A screenshot of the visual IQ test OpenAI for testing DALL · E at

“DALL · E is often capable of solving matrices that continue simple patterns or basic geometric considerations,” the authors write, but some problems did better than others. When the colors of the puzzles were inverted, DALL · E was worse – “which suggests his skills may become brittle in unexpected ways.”

What does that mean?

What strikes me most about DALL · E is its ability to perform surprisingly well on so many different assignments that the authors didn’t even expect:

“We think that DALL · E. […] is able to perform various types of picture-to-picture translation tasks when prompted in the correct way.

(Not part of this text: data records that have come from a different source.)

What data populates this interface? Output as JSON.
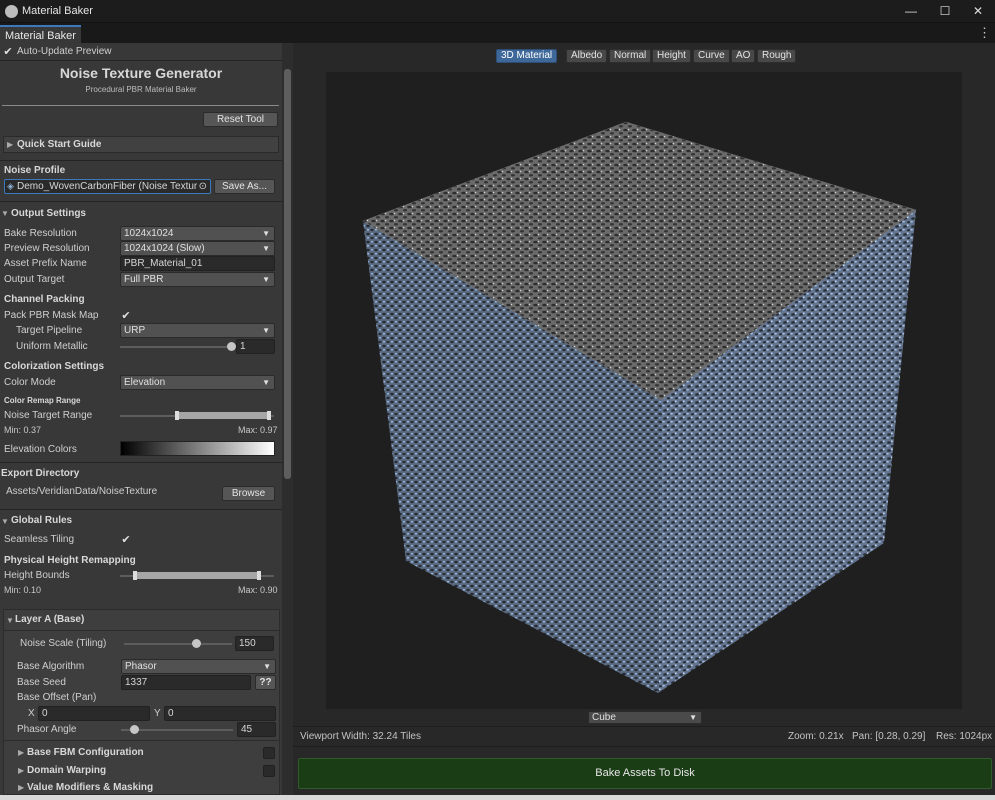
{
  "window": {
    "title": "Material Baker",
    "controls": [
      "—",
      "☐",
      "✕"
    ]
  },
  "tab": {
    "label": "Material Baker",
    "menu": "⋮"
  },
  "auto_update": {
    "label": "Auto-Update Preview",
    "checked": true
  },
  "header": {
    "title": "Noise Texture Generator",
    "subtitle": "Procedural PBR Material Baker"
  },
  "reset_tool": "Reset Tool",
  "quick_start": "Quick Start Guide",
  "noise_profile": {
    "title": "Noise Profile",
    "value": "Demo_WovenCarbonFiber (Noise Texture",
    "save_as": "Save As..."
  },
  "output_settings": {
    "title": "Output Settings",
    "bake_resolution": {
      "label": "Bake Resolution",
      "value": "1024x1024"
    },
    "preview_resolution": {
      "label": "Preview Resolution",
      "value": "1024x1024 (Slow)"
    },
    "asset_prefix": {
      "label": "Asset Prefix Name",
      "value": "PBR_Material_01"
    },
    "output_target": {
      "label": "Output Target",
      "value": "Full PBR"
    }
  },
  "channel_packing": {
    "title": "Channel Packing",
    "pack_mask": {
      "label": "Pack PBR Mask Map",
      "checked": true
    },
    "target_pipeline": {
      "label": "Target Pipeline",
      "value": "URP"
    },
    "uniform_metallic": {
      "label": "Uniform Metallic",
      "value": "1",
      "fraction": 1.0
    }
  },
  "colorization": {
    "title": "Colorization Settings",
    "color_mode": {
      "label": "Color Mode",
      "value": "Elevation"
    },
    "remap_title": "Color Remap Range",
    "target_range": {
      "label": "Noise Target Range",
      "min": "Min: 0.37",
      "max": "Max: 0.97",
      "min_value": 0.37,
      "max_value": 0.97
    },
    "elevation_colors": {
      "label": "Elevation Colors"
    }
  },
  "export": {
    "title": "Export Directory",
    "path": "Assets/VeridianData/NoiseTexture",
    "browse": "Browse"
  },
  "global_rules": {
    "title": "Global Rules",
    "seamless": {
      "label": "Seamless Tiling",
      "checked": true
    },
    "height_title": "Physical Height Remapping",
    "height_bounds": {
      "label": "Height Bounds",
      "min": "Min: 0.10",
      "max": "Max: 0.90",
      "min_value": 0.1,
      "max_value": 0.9
    }
  },
  "layer_a": {
    "title": "Layer A (Base)",
    "noise_scale": {
      "label": "Noise Scale (Tiling)",
      "value": "150",
      "fraction": 0.68
    },
    "base_algorithm": {
      "label": "Base Algorithm",
      "value": "Phasor"
    },
    "base_seed": {
      "label": "Base Seed",
      "value": "1337",
      "random": "??"
    },
    "base_offset": {
      "label": "Base Offset (Pan)",
      "x_label": "X",
      "x": "0",
      "y_label": "Y",
      "y": "0"
    },
    "phasor_angle": {
      "label": "Phasor Angle",
      "value": "45",
      "fraction": 0.125
    },
    "fbm": "Base FBM Configuration",
    "warping": "Domain Warping",
    "modifiers": "Value Modifiers & Masking"
  },
  "view_tabs": [
    {
      "label": "3D Material",
      "active": true
    },
    {
      "label": "Albedo",
      "active": false
    },
    {
      "label": "Normal",
      "active": false
    },
    {
      "label": "Height",
      "active": false
    },
    {
      "label": "Curve",
      "active": false
    },
    {
      "label": "AO",
      "active": false
    },
    {
      "label": "Rough",
      "active": false
    }
  ],
  "mesh_select": {
    "value": "Cube"
  },
  "status": {
    "viewport_width": "Viewport Width: 32.24 Tiles",
    "zoom": "Zoom: 0.21x",
    "pan": "Pan: [0.28, 0.29]",
    "res": "Res: 1024px"
  },
  "bake_button": "Bake Assets To Disk",
  "colors": {
    "accent": "#3d6899",
    "bake": "#1b3d16",
    "cube_blue": "#6f8fb8"
  },
  "icons": {
    "check": "✔",
    "fold_closed": "▶",
    "fold_open": "▼",
    "dropdown": "▼",
    "object_picker": "⊙"
  }
}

We didn’t anticipate this ability to emerge, nor made any changes to the neural network or training process to encourage it. “

It’s amazing, but not entirely unexpected. DALL · E and GPT-3 are two examples of a larger subject in deep learning: Exceptionally large neural networks trained on unlabeled internet data (an example of “self-supervised learning”) can be very versatile and many things doing weren’t special for developed.

Of course, don’t confuse this with general intelligence. It is Not hard make these types of models look pretty dumb. We will know more when they are openly available and we can start playing around with them. But that doesn’t mean that I can’t get excited in the meantime.

This article was written by Dale Markowitz, an applied AI engineer at Google in Austin, Texas, where she is working on applying machine learning to new areas and industries. She also likes solving her own life problems with AI and talks about it on YouTube.

Published on January 10, 2021 – 11:00 UTC

Leave your vote

0 points
Upvote Downvote

Related Articles

Log In

Forgot password?

Forgot password?

Enter your account data and we will send you a link to reset your password.

Your password reset link appears to be invalid or expired.

Log in

Privacy Policy

Add to Collection

No Collections

Here you'll find all collections you've created before.